Причём, у нас же есть механизм диссоциации, когда мы как бы отсоединились и это словно не с нами происходит. И когда клиент, в этом диссоциированном состоянии, с абсолютно каменным лицом рассказывает про то, что, на мой взгляд, в принципе не должны делать люди — это очень тяжёлое ощущение.

Когда я сталкиваюсь с ужасами, которые люди творят относительно друг друга — мне нужно буквально это всё принять, посочувствовать, не свалиться самому туда, а наоборот вытащить человека и удержать его, каким-то образом подсобрать клиента, дать ему веру в то, что это не конец и можно жить дальше.

Ты не сваливаешься, потому что ты осознанно понимаешь, что вот — его боль, а вот — я и моё тяжёлое ощущение от неё?

Во-первых, я понимаю, что это в любом случае в прошлом, не происходит прямо сейчас и, если я туда провалюсь, никому лучше от этого не будет. У меня есть задача терапевтическая и она про то, чтобы удержать клиента, а не свалиться рядом с ним. Во-вторых, да, я разделяю чувства клиента и свои переживания, это профессиональный навык, которому учат психологов.

Расскажи, как ты стала психологом.

У меня очень нетипичный путь прихода в психологию, если сравнивать с большинством людей.

По первому образованию я пиарщик. Я очень много занималась различными ивентами, в рамках которых мне нужно было проводить тренинги для персонала.

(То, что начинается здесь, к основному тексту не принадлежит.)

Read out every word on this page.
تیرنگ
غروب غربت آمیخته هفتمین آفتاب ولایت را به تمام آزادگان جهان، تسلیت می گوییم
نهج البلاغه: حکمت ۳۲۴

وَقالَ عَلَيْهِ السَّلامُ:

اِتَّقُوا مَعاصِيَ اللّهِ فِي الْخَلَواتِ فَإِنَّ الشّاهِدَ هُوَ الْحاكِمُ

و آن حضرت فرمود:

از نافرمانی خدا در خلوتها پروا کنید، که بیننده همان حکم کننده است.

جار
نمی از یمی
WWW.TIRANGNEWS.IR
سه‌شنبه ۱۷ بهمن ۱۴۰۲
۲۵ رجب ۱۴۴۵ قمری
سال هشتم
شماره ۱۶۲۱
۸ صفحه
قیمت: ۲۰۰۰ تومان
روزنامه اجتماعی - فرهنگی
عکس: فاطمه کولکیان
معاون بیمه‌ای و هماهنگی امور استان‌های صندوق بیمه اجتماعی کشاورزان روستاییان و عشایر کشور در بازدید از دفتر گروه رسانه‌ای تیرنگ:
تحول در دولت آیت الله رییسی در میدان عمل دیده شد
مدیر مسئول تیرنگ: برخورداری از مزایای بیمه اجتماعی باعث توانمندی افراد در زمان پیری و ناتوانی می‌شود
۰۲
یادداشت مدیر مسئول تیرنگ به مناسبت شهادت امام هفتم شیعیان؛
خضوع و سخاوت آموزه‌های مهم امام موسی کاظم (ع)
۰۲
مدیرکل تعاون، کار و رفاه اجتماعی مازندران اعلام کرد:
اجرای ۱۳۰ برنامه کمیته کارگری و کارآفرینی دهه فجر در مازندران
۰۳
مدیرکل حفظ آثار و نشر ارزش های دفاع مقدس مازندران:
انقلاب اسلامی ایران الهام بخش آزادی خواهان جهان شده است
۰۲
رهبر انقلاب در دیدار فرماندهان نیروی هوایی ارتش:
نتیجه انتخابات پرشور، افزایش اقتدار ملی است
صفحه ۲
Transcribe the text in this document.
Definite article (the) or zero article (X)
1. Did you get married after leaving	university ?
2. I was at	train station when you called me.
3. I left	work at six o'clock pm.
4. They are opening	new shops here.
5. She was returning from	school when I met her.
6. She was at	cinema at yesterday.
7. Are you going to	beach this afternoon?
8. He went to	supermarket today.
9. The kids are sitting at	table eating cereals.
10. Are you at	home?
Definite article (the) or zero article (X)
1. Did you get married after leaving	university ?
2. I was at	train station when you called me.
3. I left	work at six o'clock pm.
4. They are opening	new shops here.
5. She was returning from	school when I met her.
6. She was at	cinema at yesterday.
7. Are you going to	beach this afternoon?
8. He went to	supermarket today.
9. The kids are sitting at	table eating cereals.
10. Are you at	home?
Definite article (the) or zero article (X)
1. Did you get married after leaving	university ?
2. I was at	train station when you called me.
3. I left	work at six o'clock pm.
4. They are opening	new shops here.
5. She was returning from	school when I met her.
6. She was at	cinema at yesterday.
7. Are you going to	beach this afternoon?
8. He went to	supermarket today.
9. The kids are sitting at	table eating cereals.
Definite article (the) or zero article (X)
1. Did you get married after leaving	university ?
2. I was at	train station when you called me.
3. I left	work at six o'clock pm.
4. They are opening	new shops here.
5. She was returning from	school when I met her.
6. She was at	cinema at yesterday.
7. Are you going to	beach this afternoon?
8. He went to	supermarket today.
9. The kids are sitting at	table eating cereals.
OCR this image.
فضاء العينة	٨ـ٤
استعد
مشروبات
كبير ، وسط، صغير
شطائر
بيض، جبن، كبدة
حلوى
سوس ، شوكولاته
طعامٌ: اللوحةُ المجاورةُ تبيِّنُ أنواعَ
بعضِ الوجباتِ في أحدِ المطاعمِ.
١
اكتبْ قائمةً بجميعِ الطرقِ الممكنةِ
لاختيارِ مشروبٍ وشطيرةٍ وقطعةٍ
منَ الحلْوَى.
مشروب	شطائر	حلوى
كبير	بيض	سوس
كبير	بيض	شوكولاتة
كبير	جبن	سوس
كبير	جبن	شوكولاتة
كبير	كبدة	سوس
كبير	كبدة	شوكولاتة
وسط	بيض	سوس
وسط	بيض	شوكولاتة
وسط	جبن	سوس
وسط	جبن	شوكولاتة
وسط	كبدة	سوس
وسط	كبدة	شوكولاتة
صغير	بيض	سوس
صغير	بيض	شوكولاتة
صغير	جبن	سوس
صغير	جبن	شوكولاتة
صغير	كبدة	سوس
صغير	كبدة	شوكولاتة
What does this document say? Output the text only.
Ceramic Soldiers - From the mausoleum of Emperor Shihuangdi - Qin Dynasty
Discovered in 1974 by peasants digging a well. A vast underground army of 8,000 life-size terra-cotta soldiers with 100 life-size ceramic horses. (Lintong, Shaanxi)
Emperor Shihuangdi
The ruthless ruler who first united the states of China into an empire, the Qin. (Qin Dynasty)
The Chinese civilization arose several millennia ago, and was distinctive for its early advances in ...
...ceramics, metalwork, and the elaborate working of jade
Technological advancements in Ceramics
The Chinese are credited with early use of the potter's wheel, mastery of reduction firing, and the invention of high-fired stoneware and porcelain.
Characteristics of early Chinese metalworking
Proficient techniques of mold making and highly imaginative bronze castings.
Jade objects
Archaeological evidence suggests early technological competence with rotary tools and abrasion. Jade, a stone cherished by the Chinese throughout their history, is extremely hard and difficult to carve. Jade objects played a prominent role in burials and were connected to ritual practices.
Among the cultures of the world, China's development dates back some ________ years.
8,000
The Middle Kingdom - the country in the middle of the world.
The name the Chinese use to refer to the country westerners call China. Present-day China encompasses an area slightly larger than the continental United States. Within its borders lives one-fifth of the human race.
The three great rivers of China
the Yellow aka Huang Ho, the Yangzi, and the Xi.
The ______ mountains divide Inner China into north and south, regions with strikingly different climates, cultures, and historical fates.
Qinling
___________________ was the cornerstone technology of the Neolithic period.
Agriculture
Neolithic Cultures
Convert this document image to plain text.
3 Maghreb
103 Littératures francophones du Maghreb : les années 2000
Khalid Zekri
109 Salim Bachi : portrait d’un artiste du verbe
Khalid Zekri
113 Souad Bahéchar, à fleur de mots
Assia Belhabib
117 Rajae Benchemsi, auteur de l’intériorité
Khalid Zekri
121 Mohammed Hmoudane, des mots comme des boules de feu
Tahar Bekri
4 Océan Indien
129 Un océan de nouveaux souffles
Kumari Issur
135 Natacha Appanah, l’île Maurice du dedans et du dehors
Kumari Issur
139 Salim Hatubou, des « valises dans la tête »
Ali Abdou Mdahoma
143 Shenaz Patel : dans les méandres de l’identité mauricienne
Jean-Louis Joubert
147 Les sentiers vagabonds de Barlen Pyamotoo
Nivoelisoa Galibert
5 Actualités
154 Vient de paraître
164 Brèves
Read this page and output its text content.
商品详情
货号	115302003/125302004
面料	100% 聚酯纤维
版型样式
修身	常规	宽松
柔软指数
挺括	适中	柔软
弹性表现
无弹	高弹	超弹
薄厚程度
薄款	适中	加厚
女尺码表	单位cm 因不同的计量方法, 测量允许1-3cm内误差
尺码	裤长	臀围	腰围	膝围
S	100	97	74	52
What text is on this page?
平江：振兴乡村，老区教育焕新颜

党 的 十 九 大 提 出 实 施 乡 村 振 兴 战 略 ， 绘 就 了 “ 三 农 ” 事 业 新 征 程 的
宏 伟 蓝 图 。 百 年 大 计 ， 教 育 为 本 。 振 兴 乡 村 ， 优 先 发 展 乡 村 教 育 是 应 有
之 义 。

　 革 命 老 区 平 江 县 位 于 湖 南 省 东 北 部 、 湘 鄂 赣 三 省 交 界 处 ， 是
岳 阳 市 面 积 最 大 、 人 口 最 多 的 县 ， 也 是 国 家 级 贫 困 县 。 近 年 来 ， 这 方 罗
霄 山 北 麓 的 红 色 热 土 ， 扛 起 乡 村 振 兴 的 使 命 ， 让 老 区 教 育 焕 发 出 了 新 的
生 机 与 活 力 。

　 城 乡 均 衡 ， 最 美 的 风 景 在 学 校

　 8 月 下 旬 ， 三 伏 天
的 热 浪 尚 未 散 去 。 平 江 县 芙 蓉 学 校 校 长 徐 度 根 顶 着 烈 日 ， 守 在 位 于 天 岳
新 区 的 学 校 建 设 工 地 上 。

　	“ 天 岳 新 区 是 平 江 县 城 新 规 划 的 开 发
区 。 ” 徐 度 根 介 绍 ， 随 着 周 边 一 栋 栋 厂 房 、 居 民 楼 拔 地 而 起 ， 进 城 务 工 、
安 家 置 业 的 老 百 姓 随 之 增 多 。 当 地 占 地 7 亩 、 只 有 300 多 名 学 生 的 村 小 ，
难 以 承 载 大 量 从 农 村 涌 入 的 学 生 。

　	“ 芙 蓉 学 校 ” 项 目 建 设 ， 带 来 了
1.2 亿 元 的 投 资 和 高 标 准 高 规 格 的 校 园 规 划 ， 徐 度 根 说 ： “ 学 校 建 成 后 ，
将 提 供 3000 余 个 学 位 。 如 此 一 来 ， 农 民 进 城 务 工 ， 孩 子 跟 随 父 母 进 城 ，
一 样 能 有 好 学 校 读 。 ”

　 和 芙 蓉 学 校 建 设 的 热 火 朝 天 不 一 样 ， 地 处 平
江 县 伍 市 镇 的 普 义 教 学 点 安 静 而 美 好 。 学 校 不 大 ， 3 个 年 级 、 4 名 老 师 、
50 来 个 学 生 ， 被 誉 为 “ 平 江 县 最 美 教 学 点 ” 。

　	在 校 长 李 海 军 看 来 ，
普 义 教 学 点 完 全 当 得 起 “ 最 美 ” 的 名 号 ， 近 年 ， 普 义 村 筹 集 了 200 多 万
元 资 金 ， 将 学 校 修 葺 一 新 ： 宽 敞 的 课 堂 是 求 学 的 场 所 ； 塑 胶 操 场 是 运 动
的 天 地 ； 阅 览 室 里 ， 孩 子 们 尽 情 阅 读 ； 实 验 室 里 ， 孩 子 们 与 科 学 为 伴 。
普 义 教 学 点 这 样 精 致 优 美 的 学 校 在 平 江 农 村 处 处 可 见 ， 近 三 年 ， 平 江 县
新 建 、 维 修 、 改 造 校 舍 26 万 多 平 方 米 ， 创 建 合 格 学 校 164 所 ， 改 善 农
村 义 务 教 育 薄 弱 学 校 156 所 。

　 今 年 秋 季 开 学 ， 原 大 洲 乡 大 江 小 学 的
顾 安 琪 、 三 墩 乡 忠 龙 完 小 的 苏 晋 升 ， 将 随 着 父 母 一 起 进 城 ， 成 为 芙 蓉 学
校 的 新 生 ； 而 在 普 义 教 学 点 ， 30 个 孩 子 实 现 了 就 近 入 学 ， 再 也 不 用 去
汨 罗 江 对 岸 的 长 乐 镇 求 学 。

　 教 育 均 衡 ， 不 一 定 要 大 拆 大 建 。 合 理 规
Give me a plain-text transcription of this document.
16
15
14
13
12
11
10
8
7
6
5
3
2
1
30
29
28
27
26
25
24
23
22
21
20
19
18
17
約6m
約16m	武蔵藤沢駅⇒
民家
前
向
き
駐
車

В какой-то момент мне стало тесно. Я просто выгорела. Работа требовала меня 24/7, я не распоряжалась своим временем и постоянно что-то происходило: где-то отвалился кусок стенда на выставке, где-то консультанты не вышли в магазин, где-то клиент внезапно в три часа ночи решил, что мы переделываем всю концепцию. Я устала.

PR-образование у нас тогда было очень специфическое: пиарщиков готовили либо как журналистов, либо психологов по работе с массами. У меня был второй вариант. Я пошла в аспирантуру по социальной психологии и, параллельно проводя тренинги, стала понимать, что хочу глубже, что истории про эффективные продажи мне скучноваты.

Я стала интересоваться психологическими тренингами. Именно в то время в России появился Lifespring, я пошла туда и впечатлилась.

Расскажи о Lifespring

Технология Lifespring — сплав гештальт-терапии с трансактным анализом и гипнотерапией. Интенсивное терапевтическое воздействие, которое имеет очень большой ряд ограничений.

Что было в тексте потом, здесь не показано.